Похоже, я понравилась Строберри, и это удивительно, потому что ее стандарты были легендарны. Она тратила на цветы тысячи и тысячи долларов в месяц: в рефрижераторах из Южной Африки прилетали оранжевые амариллисы, огромные огненные лилии, орхидеи с горных вершин Таиланда. Иногда я смотрела на Строберри открыто, потому что держала она себя очень прямо и ей, похоже, нравилось быть сексапильной. Она была сексуальной и знала это. Я завидовала ее самоуверенности. Ей очень нравились ее наряды; каждый вечер она надевала что-то другое: алый атлас, белый крепдешин, пурпурное платье с полосками, расшитыми блестками. «Это из фильма „Как выйти замуж за миллионера“», — говорила она, выпятив бедро и повернувшись к посетителям квадратным плечом. «Это «charmeuse»note 31 — ну, вы знаете», — сказала она, словно это было имя, которое каждый должен знать. — Строберри не может хорошо ходить, если она не одета, как Мэрилин». И она взмахивала перламутровым мундштуком перед человеком, который желал ее слушать. «Мэрилин и Строберри сложены одинаково. Только Строберри более изящна». Она была вспыльчива, часто кричала на людей, но до пятого своего вечера в клубе я не замечала, чтобы она действительно была в дурном настроении. В тот раз что-то произошло, и я увидела совершенно другую маму Строберри.

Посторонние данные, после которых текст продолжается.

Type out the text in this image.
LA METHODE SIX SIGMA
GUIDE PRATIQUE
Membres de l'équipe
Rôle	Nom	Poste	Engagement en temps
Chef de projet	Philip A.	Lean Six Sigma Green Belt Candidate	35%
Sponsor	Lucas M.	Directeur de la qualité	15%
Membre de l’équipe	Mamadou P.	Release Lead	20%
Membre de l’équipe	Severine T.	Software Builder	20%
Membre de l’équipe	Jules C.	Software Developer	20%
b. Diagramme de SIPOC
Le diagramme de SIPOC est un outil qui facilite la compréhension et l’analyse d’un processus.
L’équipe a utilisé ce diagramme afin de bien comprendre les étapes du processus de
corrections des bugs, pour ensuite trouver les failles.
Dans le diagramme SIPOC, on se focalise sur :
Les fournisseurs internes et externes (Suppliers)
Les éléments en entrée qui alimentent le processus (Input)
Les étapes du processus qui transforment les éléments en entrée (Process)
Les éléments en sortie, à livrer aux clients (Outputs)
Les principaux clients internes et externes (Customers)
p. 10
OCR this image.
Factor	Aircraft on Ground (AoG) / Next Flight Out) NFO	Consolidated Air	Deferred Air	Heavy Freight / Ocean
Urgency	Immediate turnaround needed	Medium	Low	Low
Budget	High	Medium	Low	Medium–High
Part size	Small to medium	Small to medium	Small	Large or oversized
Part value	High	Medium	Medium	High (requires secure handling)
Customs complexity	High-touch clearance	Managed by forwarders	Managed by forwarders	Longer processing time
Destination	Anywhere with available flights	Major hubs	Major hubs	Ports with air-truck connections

Вечер был жарким, казалось, город кипит, над крышами домов поднимался пар, пачкая красный закат. Двигались все лениво, даже Строберри. Сегодня она шла по блестящему полу в длинном платье, полной копии того, в котором Мэрилин желала господину президенту счастливого дня рожденья. Она останавливалась, бормотала что-то пианисту или клала руку на спинку кресла; откидывая голову, смеялась шутке клиента. Было около десяти часов, и она отправилась в бар выпить шампанского. Вдруг что-то произошло: Строберри с громким звоном поставила стакан на стойку, выпрямилась на барном стуле и уставилась на входные двери. Лицо ее побелело.
Вошли шестеро громил в строгих костюмах. Они оглядели помещение, поправили запонки и воротники на бычьих шеях. В центре группы был худой мужчина в рубашке-поло, с волосами, завязанными в пучок. Он толкал перед собой коляску, а в ней сидел крошечный, похожий на насекомое человек, хрупкий, словно стареющая игуана. Голова у него была маленькая, кожа сухая и сморщенная, как скорлупа грецкого ореха, носик походил на крошечный треугольник, вместо ноздрей — два темных пятна, как у черепа. Из рукавов выглядывали сморщенные руки, длинные, коричневые, сухие, как осенние листья.
— Даме, Конайде йолъ. — Мама Строберри соскочила с табурета, выпрямилась, поднесла к губам шампанское и, не спуская глаз с группы, одним глотком осушила бокал. Сунула сигарету в мундштук, разгладила на бедрах платье, отставила под прямым углом руку с сигаретой и быстро пошла к гостям. Пианист развернулся на табурете — посмотреть, что происходит, — и сбился.